Kim Klement-USA TODAY Sports

The South is a region known for humidity and the type of football that is played without a goalkeeper.

It’s also a region that may be of growing interest for Major League Soccer.

As the league grows, there has been representation in all sections of the United States. What initially began as a concentration of teams mostly in the West and Northeast has now grown into a moderate distribution of franchises throughout the country. With the addition of Minnesota United FC in 2018, the league continues to work towards that goal. At the highest level of American professional soccer, the South is still largely untapped, although the league is moving into Atlanta in 2017.

While MLS hasn't yet capitalized on these locations, the NASL has. In May, the league announced the addition of Miami FC, and this week the NASL announced that a team backed by NBA superstar Carmelo Anthony is headed to Puerto Rico. The two teams join the NASL’s six other southern franchises, many in cities hoping to get an MLS team as well.

One city that would like to jump to Major League Soccer is Charlotte, just over two hours from where the NASL's Carolina Railhawks play (in Cary, near Raleigh). While the USL’s Charlotte Independence are playing their first season, founder Jim McPhilliamy is following the path that Orlando City SC paved on their way to the MLS. From the unconventional advertising campaigns, focused on the 18-35 age demographic, to even the delay in stadium construction, there are some keen similarities between Charlotte and Orlando.
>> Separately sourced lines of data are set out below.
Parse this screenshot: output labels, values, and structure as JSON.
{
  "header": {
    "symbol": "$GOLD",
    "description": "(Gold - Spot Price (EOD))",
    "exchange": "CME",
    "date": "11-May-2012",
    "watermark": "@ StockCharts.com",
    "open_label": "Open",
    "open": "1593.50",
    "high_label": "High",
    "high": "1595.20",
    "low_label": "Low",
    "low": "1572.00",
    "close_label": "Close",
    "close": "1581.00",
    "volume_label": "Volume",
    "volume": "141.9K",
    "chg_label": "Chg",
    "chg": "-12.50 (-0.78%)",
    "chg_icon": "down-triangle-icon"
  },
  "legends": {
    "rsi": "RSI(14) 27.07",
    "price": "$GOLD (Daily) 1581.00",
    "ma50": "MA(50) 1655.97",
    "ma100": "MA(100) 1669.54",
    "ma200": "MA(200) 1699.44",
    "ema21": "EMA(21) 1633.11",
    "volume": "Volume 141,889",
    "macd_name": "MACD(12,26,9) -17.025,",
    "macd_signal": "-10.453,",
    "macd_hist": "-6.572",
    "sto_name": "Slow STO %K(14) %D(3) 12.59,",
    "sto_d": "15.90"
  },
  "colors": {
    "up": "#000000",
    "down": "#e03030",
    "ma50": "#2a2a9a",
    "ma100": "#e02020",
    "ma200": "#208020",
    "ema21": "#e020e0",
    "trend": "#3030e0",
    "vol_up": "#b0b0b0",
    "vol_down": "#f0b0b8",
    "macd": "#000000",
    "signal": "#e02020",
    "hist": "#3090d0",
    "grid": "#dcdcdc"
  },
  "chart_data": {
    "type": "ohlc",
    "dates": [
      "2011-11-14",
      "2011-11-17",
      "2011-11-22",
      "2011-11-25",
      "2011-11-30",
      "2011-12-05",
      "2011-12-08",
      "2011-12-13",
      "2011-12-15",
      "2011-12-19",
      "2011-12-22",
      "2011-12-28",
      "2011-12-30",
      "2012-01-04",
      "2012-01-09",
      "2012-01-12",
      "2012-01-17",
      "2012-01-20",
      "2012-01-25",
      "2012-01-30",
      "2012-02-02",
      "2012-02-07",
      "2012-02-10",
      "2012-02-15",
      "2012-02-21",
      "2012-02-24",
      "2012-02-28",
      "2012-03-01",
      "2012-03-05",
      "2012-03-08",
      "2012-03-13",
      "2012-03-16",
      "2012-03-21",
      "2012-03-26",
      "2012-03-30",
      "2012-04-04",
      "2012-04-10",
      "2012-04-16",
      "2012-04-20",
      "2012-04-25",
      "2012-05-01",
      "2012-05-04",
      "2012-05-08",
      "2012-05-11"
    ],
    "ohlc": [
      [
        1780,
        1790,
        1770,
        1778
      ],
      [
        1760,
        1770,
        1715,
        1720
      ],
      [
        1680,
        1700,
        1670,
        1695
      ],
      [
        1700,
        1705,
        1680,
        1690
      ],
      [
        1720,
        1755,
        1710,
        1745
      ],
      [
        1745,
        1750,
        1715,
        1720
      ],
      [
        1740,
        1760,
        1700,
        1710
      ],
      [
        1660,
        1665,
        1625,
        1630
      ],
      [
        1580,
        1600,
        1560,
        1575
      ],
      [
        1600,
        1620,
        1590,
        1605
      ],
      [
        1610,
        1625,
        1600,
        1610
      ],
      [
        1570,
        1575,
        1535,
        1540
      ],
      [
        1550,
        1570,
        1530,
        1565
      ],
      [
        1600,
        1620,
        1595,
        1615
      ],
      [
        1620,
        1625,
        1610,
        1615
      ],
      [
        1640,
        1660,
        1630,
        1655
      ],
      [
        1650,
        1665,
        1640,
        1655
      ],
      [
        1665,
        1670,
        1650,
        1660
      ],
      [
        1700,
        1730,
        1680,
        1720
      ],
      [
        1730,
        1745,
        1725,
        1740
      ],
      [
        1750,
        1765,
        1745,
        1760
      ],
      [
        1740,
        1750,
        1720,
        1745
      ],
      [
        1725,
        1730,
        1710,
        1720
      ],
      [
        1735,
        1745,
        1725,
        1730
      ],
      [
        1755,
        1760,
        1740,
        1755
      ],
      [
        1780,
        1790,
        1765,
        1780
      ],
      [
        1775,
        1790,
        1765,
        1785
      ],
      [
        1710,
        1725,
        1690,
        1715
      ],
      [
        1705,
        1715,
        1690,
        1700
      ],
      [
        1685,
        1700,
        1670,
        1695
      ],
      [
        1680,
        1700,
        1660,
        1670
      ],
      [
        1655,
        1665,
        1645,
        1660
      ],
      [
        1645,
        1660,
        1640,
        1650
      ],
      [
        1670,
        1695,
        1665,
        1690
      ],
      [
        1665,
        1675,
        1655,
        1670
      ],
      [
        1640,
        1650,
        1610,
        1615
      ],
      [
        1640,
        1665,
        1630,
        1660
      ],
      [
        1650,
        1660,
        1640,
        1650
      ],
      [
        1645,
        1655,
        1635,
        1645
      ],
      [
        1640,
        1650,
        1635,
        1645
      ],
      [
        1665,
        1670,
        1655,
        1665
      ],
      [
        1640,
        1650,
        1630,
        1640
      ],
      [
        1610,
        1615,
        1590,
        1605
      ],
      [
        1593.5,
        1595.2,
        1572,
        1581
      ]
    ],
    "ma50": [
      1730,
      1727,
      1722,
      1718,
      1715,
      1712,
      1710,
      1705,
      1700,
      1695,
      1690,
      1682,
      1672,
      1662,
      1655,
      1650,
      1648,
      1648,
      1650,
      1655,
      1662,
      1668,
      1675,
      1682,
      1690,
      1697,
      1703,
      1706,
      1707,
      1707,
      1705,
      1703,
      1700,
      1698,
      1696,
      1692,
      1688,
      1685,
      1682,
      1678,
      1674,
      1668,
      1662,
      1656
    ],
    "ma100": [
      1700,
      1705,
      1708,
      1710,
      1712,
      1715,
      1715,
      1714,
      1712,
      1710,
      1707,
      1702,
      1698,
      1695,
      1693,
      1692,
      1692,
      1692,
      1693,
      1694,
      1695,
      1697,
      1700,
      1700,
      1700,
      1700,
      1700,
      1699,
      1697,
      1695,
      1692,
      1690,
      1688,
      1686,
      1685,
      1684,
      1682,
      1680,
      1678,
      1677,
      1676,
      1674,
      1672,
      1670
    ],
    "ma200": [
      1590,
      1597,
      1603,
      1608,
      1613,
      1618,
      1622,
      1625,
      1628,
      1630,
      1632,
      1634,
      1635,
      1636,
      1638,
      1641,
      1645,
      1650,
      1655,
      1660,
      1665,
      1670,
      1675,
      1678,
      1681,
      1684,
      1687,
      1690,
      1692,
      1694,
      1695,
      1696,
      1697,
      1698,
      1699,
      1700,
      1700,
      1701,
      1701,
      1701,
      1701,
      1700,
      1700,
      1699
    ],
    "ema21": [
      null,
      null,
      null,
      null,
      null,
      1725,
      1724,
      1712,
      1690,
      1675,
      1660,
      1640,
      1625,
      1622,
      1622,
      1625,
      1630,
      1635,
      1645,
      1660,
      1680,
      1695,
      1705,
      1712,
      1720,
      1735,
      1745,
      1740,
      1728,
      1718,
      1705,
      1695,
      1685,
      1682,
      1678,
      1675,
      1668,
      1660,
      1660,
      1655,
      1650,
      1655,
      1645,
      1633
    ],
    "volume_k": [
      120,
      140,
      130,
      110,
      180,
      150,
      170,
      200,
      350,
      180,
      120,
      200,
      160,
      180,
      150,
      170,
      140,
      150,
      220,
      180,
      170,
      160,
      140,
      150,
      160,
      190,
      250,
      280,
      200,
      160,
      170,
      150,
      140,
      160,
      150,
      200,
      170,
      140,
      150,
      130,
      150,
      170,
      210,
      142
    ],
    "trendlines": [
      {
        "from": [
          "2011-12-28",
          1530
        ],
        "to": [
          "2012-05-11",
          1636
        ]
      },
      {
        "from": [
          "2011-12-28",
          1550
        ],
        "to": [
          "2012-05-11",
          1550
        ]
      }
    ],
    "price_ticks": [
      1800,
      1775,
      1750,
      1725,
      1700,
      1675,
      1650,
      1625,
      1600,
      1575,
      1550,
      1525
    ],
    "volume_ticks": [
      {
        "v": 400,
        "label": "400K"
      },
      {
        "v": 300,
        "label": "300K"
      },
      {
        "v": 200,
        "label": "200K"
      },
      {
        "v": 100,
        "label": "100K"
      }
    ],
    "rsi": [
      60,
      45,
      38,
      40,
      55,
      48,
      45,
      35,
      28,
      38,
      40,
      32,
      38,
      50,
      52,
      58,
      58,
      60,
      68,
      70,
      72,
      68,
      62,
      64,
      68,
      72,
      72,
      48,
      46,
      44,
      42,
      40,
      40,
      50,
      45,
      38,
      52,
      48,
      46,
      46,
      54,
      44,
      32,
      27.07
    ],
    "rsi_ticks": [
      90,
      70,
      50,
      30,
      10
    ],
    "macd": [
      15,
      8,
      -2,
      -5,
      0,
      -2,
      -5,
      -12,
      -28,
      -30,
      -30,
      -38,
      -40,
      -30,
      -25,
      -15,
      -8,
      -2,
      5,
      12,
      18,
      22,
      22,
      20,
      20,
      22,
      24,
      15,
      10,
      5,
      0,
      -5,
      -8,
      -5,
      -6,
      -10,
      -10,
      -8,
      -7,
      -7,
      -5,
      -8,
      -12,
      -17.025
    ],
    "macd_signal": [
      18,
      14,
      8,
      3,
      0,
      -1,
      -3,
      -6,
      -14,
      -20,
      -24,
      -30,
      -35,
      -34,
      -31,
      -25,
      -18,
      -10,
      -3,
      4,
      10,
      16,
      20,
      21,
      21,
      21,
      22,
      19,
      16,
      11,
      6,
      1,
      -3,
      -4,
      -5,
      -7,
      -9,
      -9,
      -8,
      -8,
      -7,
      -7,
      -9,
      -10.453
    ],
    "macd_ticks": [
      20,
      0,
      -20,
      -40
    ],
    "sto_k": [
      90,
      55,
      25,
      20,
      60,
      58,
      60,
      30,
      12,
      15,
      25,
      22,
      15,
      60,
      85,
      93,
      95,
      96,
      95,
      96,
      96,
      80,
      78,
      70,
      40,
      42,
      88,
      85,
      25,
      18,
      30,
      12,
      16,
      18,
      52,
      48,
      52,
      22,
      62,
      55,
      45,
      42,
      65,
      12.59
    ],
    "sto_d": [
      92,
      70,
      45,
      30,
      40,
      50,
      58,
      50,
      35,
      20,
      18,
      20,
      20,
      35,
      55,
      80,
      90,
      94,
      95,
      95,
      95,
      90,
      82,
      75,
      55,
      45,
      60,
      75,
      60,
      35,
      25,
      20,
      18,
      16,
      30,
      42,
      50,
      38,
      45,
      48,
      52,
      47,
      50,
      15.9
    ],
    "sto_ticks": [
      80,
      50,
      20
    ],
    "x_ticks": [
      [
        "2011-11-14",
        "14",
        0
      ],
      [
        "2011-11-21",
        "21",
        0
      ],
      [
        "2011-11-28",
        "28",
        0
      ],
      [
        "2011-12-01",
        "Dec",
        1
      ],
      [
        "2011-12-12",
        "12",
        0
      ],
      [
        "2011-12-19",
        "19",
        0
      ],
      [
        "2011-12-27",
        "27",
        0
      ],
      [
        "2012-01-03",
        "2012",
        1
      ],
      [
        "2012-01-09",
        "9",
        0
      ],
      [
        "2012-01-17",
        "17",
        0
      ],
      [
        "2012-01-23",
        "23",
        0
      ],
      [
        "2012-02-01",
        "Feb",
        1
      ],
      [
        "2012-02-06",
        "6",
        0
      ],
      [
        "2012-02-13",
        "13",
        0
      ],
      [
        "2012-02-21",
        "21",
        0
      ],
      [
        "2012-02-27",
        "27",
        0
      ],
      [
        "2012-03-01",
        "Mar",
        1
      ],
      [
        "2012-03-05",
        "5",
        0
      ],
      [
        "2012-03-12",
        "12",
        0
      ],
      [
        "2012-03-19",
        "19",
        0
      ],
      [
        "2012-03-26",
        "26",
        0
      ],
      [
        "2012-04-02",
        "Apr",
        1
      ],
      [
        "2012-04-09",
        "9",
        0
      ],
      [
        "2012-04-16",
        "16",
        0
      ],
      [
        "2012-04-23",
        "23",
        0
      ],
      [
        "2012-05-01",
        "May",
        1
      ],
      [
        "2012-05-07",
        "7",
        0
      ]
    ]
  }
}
If Charlotte wants to pull off what Orlando did, however, attendance will have to grow over time. Charlotte’s other pro soccer team, the Eagles, struggled with getting fans to the stadium before being dropped to USL Premier Development League in 2014. What is working for the city is their ability to sell well for big soccer events. Last year, 69,364 fans attended an August 2 friendly between Liverpool and AC Milan. Charlotte will also get the CONCACAF Gold Cup on July 15 and the International Champions Cup between Paris St. Germain and Chelsea.

Whether or not MLS comes to the Queen City, there are still plenty of southern options for the league. Miami’s inability to find a stadium site has hindered the chance of them getting a team by their projected year of 2017, but they remain a player due to the name value of David Beckham.

Jacksonville has struggled supporting American pro football, but has shown they can support soccer, breaking the NASL’s modern-day attendance record with 16,164 fans for the Armada’s April 3 season-opening victory over FC Edmonton. The city also had 52,033 fans attend a U.S.-Nigeria friendly last year and 44,438 attended a U.S.-Ireland friendly in 2012.

Much like the the marketing taking place in soccer cities throughout the United States, MLS’s key to building the game in the South will be to capitalize on the cities that show interest in sports and have median ages that fall into the important 18-35 age demographic. Jacksonville and Charlotte have median ages under 35 and are thriving cities. With a younger demographic that is watching domestic and international soccer, the South is giving rise to another sport.

The south has shown it can appreciate and support the beautiful game just as well as other part of the United States. When looking for areas to expand in, MLS needs look no further than below the Mason-Dixon line.